Wednesday, July 14, 2004
NYT Finds Voting Problems Persist in Florida!
Okay, I'll give 'em this: what we have here is a good summary of events. But there is virtually not one single new thing (exception noted below) in this piece which has not been covered, extensively, in detail, and with supporting documentation, in blogs (most emphatically including this one; we've been what some might call obsessive on the issue) for months now.
(via NYT (I bet you already guessed that!))
(via NYT (I bet you already guessed that!))

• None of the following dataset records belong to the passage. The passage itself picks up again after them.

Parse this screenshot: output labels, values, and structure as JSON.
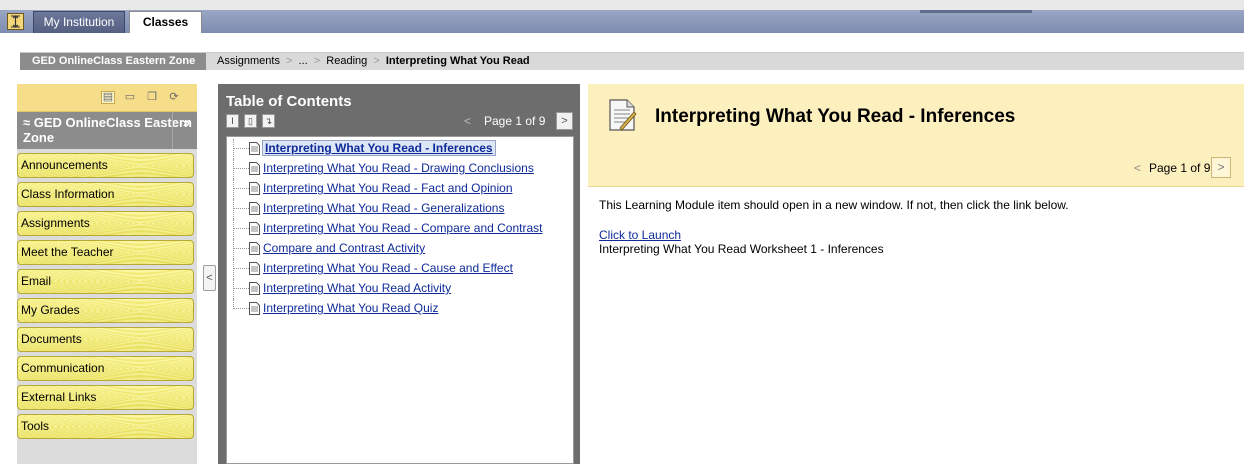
{
  "topbar": {
    "tabs": [
      {
        "label": "My Institution",
        "active": false
      },
      {
        "label": "Classes",
        "active": true
      }
    ]
  },
  "breadcrumb": {
    "course": "GED OnlineClass Eastern Zone",
    "items": [
      "Assignments",
      "...",
      "Reading"
    ],
    "current": "Interpreting What You Read",
    "separator": ">"
  },
  "course_menu": {
    "title": "GED OnlineClass Eastern Zone",
    "collapse_symbol": "»",
    "expand_symbol": "≈",
    "items": [
      "Announcements",
      "Class Information",
      "Assignments",
      "Meet the Teacher",
      "Email",
      "My Grades",
      "Documents",
      "Communication",
      "External Links",
      "Tools"
    ],
    "hide_symbol": "<"
  },
  "toc": {
    "title": "Table of Contents",
    "page_label": "Page 1 of 9",
    "prev_symbol": "<",
    "next_symbol": ">",
    "items": [
      {
        "label": "Interpreting What You Read - Inferences",
        "selected": true
      },
      {
        "label": "Interpreting What You Read - Drawing Conclusions",
        "selected": false
      },
      {
        "label": "Interpreting What You Read - Fact and Opinion",
        "selected": false
      },
      {
        "label": "Interpreting What You Read - Generalizations",
        "selected": false
      },
      {
        "label": "Interpreting What You Read - Compare and Contrast",
        "selected": false
      },
      {
        "label": "Compare and Contrast Activity",
        "selected": false
      },
      {
        "label": "Interpreting What You Read - Cause and Effect",
        "selected": false
      },
      {
        "label": "Interpreting What You Read Activity",
        "selected": false
      },
      {
        "label": "Interpreting What You Read Quiz",
        "selected": false
      }
    ]
  },
  "content": {
    "title": "Interpreting What You Read - Inferences",
    "page_label": "Page 1 of 9",
    "prev_symbol": "<",
    "next_symbol": ">",
    "message": "This Learning Module item should open in a new window. If not, then click the link below.",
    "launch_link": "Click to Launch",
    "item_name": "Interpreting What You Read Worksheet 1 - Inferences"
  },
  "colors": {
    "tab_bar": "#7d8cb0",
    "menu_item": "#fbf58a",
    "toc_panel": "#6d6d6d",
    "content_header": "#fdf0bf",
    "link": "#0f2b9a"
  }
}
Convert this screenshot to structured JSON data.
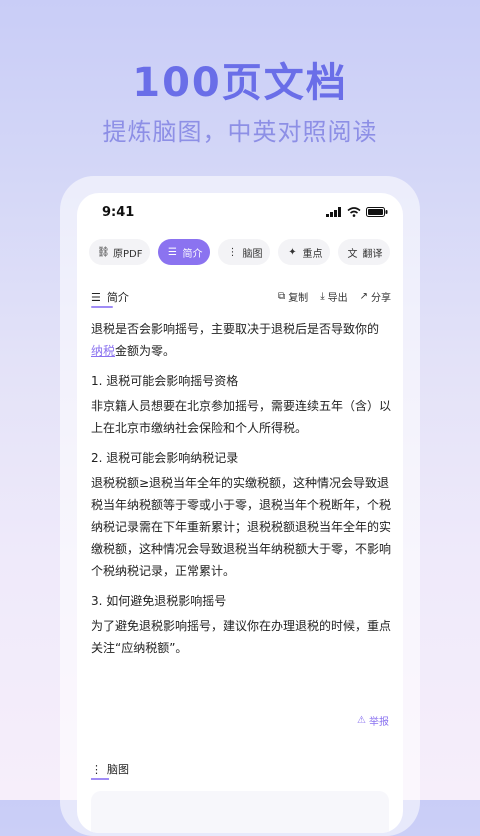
{
  "promo": {
    "headline": "100页文档",
    "subheadline": "提炼脑图，中英对照阅读"
  },
  "status_bar": {
    "time": "9:41"
  },
  "tabs": [
    {
      "label": "原PDF",
      "icon": "link-icon",
      "active": false
    },
    {
      "label": "简介",
      "icon": "summary-icon",
      "active": true
    },
    {
      "label": "脑图",
      "icon": "mindmap-icon",
      "active": false
    },
    {
      "label": "重点",
      "icon": "sparkle-icon",
      "active": false
    },
    {
      "label": "翻译",
      "icon": "translate-icon",
      "active": false
    }
  ],
  "section": {
    "title": "简介",
    "actions": {
      "copy": "复制",
      "export": "导出",
      "share": "分享"
    }
  },
  "content": {
    "intro_before": "退税是否会影响摇号，主要取决于退税后是否导致你的",
    "intro_link": "纳税",
    "intro_after": "金额为零。",
    "h1": "1. 退税可能会影响摇号资格",
    "p1": "非京籍人员想要在北京参加摇号，需要连续五年（含）以上在北京市缴纳社会保险和个人所得税。",
    "h2": "2. 退税可能会影响纳税记录",
    "p2": "退税税额≥退税当年全年的实缴税额，这种情况会导致退税当年纳税额等于零或小于零，退税当年个税断年，个税纳税记录需在下年重新累计；退税税额退税当年全年的实缴税额，这种情况会导致退税当年纳税额大于零，不影响个税纳税记录，正常累计。",
    "h3": "3. 如何避免退税影响摇号",
    "p3": "为了避免退税影响摇号，建议你在办理退税的时候，重点关注“应纳税额”。"
  },
  "report_label": "举报",
  "mindmap_section": {
    "title": "脑图"
  },
  "colors": {
    "accent": "#8b73f0",
    "headline": "#6a6ee8"
  }
}
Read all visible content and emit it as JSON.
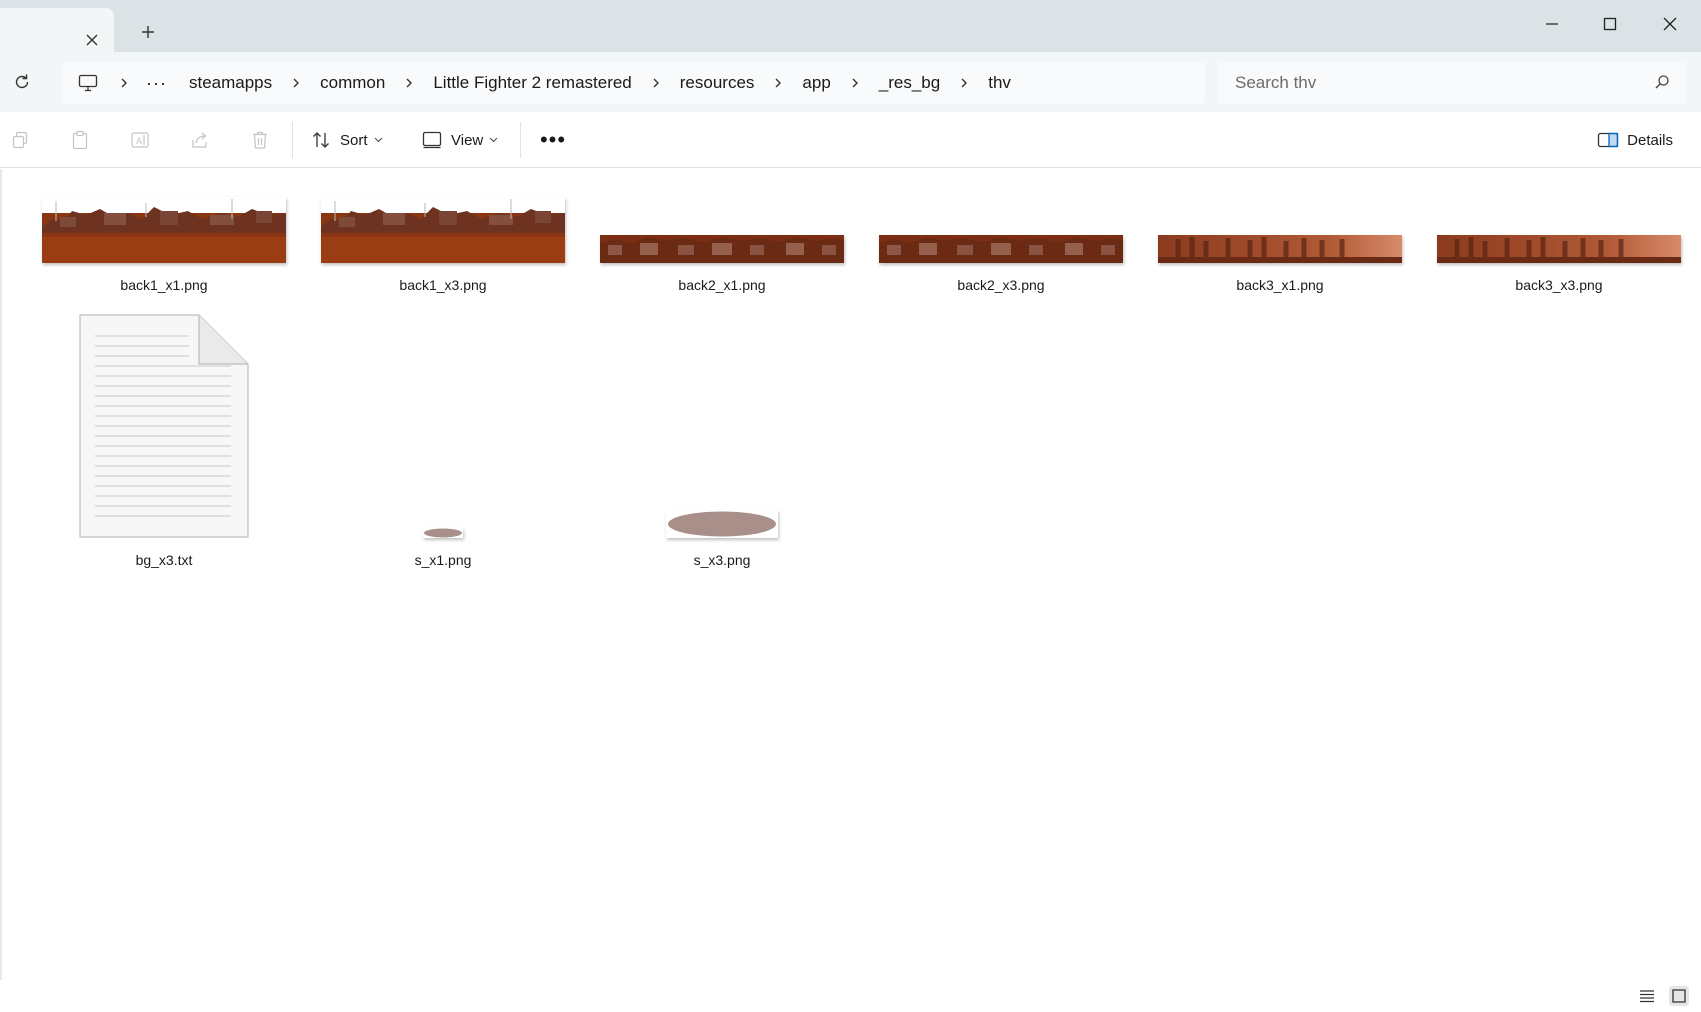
{
  "titlebar": {
    "tab_title": "",
    "new_tab_glyph": "+",
    "minimize_glyph": "—",
    "close_glyph": "✕"
  },
  "address": {
    "overflow_label": "···",
    "crumbs": [
      "steamapps",
      "common",
      "Little Fighter 2 remastered",
      "resources",
      "app",
      "_res_bg",
      "thv"
    ]
  },
  "search": {
    "placeholder": "Search thv"
  },
  "toolbar": {
    "sort_label": "Sort",
    "view_label": "View",
    "more_label": "•••",
    "details_label": "Details"
  },
  "files": [
    {
      "name": "back1_x1.png",
      "kind": "image",
      "thumb": "back1"
    },
    {
      "name": "back1_x3.png",
      "kind": "image",
      "thumb": "back1"
    },
    {
      "name": "back2_x1.png",
      "kind": "image",
      "thumb": "back2"
    },
    {
      "name": "back2_x3.png",
      "kind": "image",
      "thumb": "back2"
    },
    {
      "name": "back3_x1.png",
      "kind": "image",
      "thumb": "back3"
    },
    {
      "name": "back3_x3.png",
      "kind": "image",
      "thumb": "back3"
    },
    {
      "name": "bg_x3.txt",
      "kind": "text",
      "thumb": "document"
    },
    {
      "name": "s_x1.png",
      "kind": "image",
      "thumb": "shadow-small"
    },
    {
      "name": "s_x3.png",
      "kind": "image",
      "thumb": "shadow-large"
    }
  ],
  "colors": {
    "titlebar_bg": "#dbe3e6",
    "address_bg": "#f3f6f7",
    "accent": "#0067c0",
    "thumb_brown": "#8a3a18",
    "shadow_ellipse": "#a88f8a"
  }
}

Three years after Gov. Jeb Bush announced a new voting system that he called "a model for the rest of the nation," Florida is grappling with some of the same problems that threw the 2000 presidential election into chaos, as well as new ones that critics say could cause even more confusion this November.In fairness (no snickering there!), I will admit there was a mention of one detail I at least had not heard before:
The election reform coalition and other groups have also expressed concerns about a new policy on provisional ballots, used by Floridians if poll workers cannot verify their registration on the spot. The Legislature decided that provisional ballots cast outside a voter's home precinct can be thrown out, which voting-rights groups call unfair.And just to get snarky again, this is the LAST paragraph of a two-page article. Yo! It's called burying the lead, dimwit NYT editors. Disputes about "home precincts" cause, in my experience, something like 99.9 percent of the problems which would cause provisional ballots to be called for. An honorable system would allow the vote to be cast, the correct precinct to be determined at the courthouse on the basis of the voter's ID, and the vote counted there. But this is Florida we're talking about, so the word "honorable" is hardly applicable.